Canada looks to speed entry of skilled foreign workers

Tue Apr 10, 2012 5:29pm EDT

* Canada looks to alleviate shortage of skilled labor

* New program to ease rules for skilled workers

* System enlarges role of employers

CALGARY, Alberta, April 10 (Reuters) - The Canadian government said on Tuesday it will ease immigration rules for skilled workers as it looks to alleviate labor shortages in the oil, mining and construction industries.

Immigration Minister Jason Kenney said the government will modify its Federal Skilled Worker Program, which has been skewed towards professionals, to try to attract trades people and other skilled workers that are in short supply in Canada during the current commodities boom.

The new system will also increase the role of employers in the immigration system, allowing them to fill vital jobs faster.

"In the past it would be virtually impossible for skilled trades people to get past our rigid economic immigration programs," Kenney said in a speech to a Calgary business audience. "They would need post-secondary degrees and high levels of language proficiency. This meant ... skilled workers couldn't get in."

Kenney said the new program will be based on job offers from Canadian employers that can show that the would-be immigrant has credentials and experience equivalent to Canadian certification standards.

Immigrants admitted under the new plan would not be required to be as fluent in English or French as professional applicants must be, though some language requirements would still apply.

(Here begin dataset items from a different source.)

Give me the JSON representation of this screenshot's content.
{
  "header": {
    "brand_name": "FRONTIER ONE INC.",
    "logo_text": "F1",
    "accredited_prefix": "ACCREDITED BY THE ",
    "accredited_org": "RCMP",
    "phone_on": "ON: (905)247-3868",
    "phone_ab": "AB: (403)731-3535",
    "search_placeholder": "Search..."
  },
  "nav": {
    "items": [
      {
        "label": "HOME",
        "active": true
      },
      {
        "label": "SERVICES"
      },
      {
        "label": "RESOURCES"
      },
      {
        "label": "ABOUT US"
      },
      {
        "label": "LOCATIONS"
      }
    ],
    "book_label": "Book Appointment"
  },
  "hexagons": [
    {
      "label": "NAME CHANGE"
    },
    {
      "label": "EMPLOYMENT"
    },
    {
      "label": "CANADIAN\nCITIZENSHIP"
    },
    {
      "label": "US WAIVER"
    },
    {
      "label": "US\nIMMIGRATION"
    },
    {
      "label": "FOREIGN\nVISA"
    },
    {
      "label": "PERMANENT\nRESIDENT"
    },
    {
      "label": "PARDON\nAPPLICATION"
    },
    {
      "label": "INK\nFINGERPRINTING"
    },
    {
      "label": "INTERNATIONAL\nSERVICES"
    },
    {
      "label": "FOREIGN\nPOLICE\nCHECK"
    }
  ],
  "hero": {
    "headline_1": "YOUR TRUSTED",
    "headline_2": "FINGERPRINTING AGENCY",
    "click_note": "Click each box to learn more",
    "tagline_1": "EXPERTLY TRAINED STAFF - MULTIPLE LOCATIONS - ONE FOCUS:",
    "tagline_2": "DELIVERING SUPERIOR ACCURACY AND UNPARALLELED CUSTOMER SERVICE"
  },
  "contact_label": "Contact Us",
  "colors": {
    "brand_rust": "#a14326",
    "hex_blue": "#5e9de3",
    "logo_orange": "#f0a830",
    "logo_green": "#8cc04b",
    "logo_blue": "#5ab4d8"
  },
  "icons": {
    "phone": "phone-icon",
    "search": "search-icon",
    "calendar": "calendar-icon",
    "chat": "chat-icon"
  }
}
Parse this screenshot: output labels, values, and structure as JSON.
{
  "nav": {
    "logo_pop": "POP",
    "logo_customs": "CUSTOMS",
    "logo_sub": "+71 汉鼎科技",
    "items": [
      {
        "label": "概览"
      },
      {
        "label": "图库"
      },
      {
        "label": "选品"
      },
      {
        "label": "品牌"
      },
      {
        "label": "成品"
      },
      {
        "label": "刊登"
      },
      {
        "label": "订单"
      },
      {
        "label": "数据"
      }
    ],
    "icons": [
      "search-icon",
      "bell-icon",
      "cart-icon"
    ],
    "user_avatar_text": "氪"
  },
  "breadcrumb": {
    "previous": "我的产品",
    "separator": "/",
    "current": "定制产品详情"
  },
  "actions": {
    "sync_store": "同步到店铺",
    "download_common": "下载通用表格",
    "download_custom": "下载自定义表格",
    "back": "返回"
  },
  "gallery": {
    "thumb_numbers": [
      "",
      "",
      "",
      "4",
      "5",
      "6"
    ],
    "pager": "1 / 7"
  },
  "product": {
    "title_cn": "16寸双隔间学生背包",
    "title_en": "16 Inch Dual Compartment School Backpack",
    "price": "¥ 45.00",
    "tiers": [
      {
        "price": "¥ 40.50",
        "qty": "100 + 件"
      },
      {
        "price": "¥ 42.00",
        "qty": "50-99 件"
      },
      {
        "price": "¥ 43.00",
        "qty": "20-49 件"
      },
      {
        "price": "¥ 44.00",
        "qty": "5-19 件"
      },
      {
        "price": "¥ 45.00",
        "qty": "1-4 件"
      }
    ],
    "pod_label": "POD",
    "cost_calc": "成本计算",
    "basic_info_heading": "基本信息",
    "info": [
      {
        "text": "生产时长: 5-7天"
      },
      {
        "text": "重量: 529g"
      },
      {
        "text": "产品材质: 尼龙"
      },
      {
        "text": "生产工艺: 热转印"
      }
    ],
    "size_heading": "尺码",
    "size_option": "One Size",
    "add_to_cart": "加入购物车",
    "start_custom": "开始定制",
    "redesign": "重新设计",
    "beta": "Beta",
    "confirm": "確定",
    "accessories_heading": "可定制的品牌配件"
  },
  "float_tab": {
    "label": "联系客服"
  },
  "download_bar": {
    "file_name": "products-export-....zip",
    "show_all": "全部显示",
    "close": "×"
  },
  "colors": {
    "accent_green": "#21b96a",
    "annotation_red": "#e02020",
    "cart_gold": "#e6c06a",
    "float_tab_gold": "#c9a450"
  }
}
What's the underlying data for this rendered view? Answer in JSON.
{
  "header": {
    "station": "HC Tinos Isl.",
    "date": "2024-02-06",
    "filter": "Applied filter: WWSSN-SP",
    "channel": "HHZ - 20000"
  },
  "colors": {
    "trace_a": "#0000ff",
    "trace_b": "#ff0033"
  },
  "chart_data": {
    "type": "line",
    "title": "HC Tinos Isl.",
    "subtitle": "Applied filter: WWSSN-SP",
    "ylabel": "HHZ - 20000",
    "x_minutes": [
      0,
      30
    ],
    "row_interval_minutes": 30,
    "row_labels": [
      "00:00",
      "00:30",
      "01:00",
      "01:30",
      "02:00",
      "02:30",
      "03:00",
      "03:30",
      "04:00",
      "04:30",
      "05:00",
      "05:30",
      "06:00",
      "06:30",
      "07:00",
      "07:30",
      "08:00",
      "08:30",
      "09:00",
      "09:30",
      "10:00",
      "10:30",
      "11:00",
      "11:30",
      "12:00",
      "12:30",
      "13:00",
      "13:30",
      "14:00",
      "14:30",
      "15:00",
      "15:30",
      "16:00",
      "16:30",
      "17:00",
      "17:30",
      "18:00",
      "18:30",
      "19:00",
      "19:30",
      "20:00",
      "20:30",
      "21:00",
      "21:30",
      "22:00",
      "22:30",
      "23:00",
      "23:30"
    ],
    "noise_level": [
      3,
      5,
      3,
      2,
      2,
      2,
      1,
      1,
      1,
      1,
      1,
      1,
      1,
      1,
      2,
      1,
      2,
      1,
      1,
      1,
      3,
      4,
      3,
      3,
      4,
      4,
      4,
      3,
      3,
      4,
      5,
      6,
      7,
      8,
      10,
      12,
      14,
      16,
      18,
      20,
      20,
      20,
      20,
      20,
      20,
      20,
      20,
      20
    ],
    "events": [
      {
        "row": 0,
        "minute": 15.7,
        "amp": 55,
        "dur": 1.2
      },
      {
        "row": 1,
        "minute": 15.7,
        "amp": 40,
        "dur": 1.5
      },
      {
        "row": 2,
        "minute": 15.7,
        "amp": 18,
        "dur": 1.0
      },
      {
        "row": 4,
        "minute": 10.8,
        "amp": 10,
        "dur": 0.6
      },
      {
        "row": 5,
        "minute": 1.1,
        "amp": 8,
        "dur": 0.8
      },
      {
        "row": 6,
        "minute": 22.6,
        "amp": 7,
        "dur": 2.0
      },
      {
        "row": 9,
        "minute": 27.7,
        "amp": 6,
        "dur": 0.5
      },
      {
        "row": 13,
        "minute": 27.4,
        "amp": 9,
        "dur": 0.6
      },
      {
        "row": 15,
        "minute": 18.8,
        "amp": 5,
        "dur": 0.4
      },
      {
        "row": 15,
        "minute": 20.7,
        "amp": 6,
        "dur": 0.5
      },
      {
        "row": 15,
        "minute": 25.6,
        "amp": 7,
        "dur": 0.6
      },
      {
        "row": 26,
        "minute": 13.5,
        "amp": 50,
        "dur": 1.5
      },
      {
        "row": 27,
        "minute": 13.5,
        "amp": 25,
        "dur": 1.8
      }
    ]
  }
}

According to ministry data, skilled workers currently make up just 3 percent of all foreign skilled workers emigrating to Canada. Kenney said he expected the new rules to attract "several thousand" skilled workers initially, and then become more popular.

"Over time, if there's sufficient demand from Canadian employers, it could grow into the tens of thousands," he said.

High prices for oil, metals and minerals have sparked an investment boom in Canada, squeezing the available supply of skilled labor and forcing employers to import temporary foreign labor to fill staffing gaps, a measure that Kenney said may be less needed as more skilled workers emigrate to Canada.

"The temporary foreign worker program is there for acute and short-term labor shortages and that will probably always be in some demand," he said. "But I hope that by better linking the permanent immigrants with labor shortages there will be less dependence on the temporary foreign program."